O Governo português transferiu ontem, no âmbito de uma cerimónia realizada no Salão Nobre da Câmara Municipal do Porto, a gestão de 21 imóveis públicos, sem utilização ou devolutos, a 16 municípios que, num investimento de 16 milhões de euros, os podem agora transformar em instalações municipais, habitação social, espaços museológicos, alojamento turístico ou espaço desportivo, sendo o Município de Castelo de Paiva contemplado com as antigas instalações da Tesouraria e Finanças, situadas no Largo do Conde, com o imóvel a ter uma avaliação na ordem dos 400 mil euros.
Na cerimónia da assinatura dos protocolos de transferência, que foi presidida pelo Ministro das Infraestruturas, Miguel Pinto Luz, e teve a participação do Secretário de Estado do Tesouro e das Finanças, João Silva Lopes, marcou presença o presidente da Câmara Municipal de Castelo de Paiva, Ricardo Cardoso, acompanhado do Vereador Rui Gomes.
De Norte a Sul do país, a Estamo, a empresa pública responsável pela gestão, valorização e rentabilização do património imobiliário do Estado, assinou ontem a transferência de competências de imóveis com as câmaras do Porto, Ansião, Arcos de Valdevez, Arouca, Arronches, Carregal do Sal, Castelo de Paiva, Chaves, Évora, Guarda, Moimenta da Beira, Montalegre, Ponte da Barca, Viana do Castelo, Vila Pouca de Aguiar e Viseu.
A este propósito, o Presidente da Câmara Municipal de Castelo de Paiva, Ricardo Cardoso, realçou a importância desta parceria entre a Administração Central e a Administração Local, sobretudo porque, estes imóveis agora transferidos vão poder ser recuperados, ter um novo uso e estar ao serviço da população local.
O Secretário de Estado do Tesouro e das Finanças, João Silva Lopes, contabilizou na sua intervenção, que desde Outubro de 2024, no âmbito deste processo de descentralização de competências, 64 autarquias já receberam, nos últimos dois anos, um total de 95 imóveis que representam um investimento em reabilitação de cerca de 80 milhões de euros.
Corroborando as declarações do autarca anfitrião, o presidente do Conselho de Administração da Estamo, Ricardo Sousa, destacou na sua intervenção, que ninguém está mais bem colocado para decidir o destino destes imóveis do que quem conhece o território, que tem legitimidade para o representar, e sente como sua a urgência e quem ali vive.

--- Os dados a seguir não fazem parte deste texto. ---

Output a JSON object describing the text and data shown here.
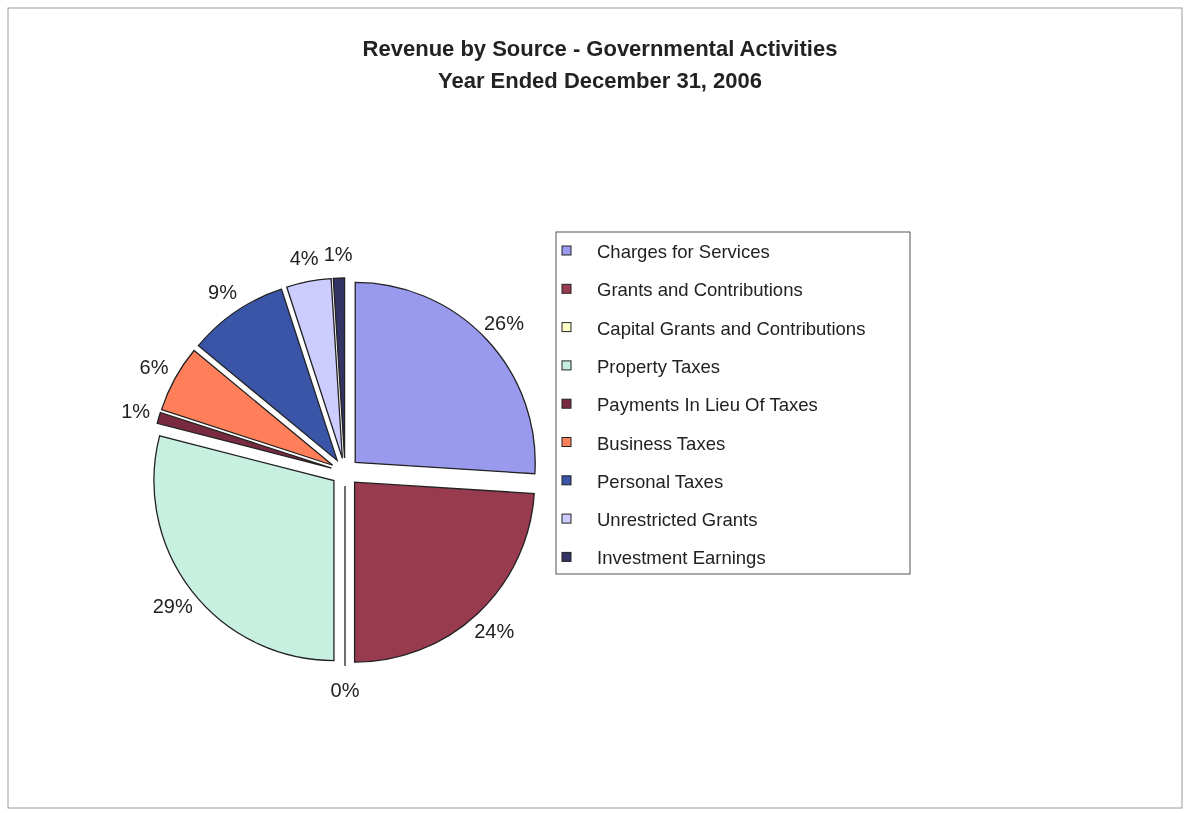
{
  "chart_data": {
    "type": "pie",
    "title": "Revenue by Source - Governmental Activities\nYear Ended December 31, 2006",
    "categories": [
      "Charges for Services",
      "Grants and Contributions",
      "Capital Grants and Contributions",
      "Property Taxes",
      "Payments In Lieu Of Taxes",
      "Business Taxes",
      "Personal Taxes",
      "Unrestricted Grants",
      "Investment Earnings"
    ],
    "values": [
      26,
      24,
      0,
      29,
      1,
      6,
      9,
      4,
      1
    ],
    "colors": [
      "#9999ee",
      "#993b4e",
      "#ffffcc",
      "#c8f0e0",
      "#7a2a40",
      "#ff7f5a",
      "#3a55a8",
      "#ccccff",
      "#333366"
    ],
    "value_labels": [
      "26%",
      "24%",
      "0%",
      "29%",
      "1%",
      "6%",
      "9%",
      "4%",
      "1%"
    ],
    "legend": "right"
  }
}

Igualmente o Ministro das Infraestruturas e Habitação, Miguel Pinto Luz, sublinhou o impacto destes acordos nos concelhos contemplados, considerando mesmo tratar-se de um sinal claro da “agenda reformista” do Governo.
O governante aproveitou a ocasião para enfatizar a ligação entre o Governo e os municípios portugueses, sublinhando que, “o dia foi quase dedicado a esta visão de um municipalismo que faz 50 anos e, portanto, um municipalismo do qual nós não podemos proclamar à Segunda-feira e à Terça-feira não executarmos, do qual temos muito orgulho de ser conquistado num multipartidarismo saudável, mas que hoje atingiu a maioridade”.
Por fim, o Ministro das Infraestruturas e Habitação realçou que um Estado que confia nos municípios torna-se mais forte, porque beneficia do conhecimento de quem está no terreno, responde mais depressa às necessidades das populações e utiliza de forma mais inteligente os recursos que pertencem a todos, deixando um desafio aos autarcas do país, para tirarem o melhor partido do património público, porque o património não é do Estado, o património é de todos nós e tem de ser colocado ao serviço das portuguesas e dos portugueses.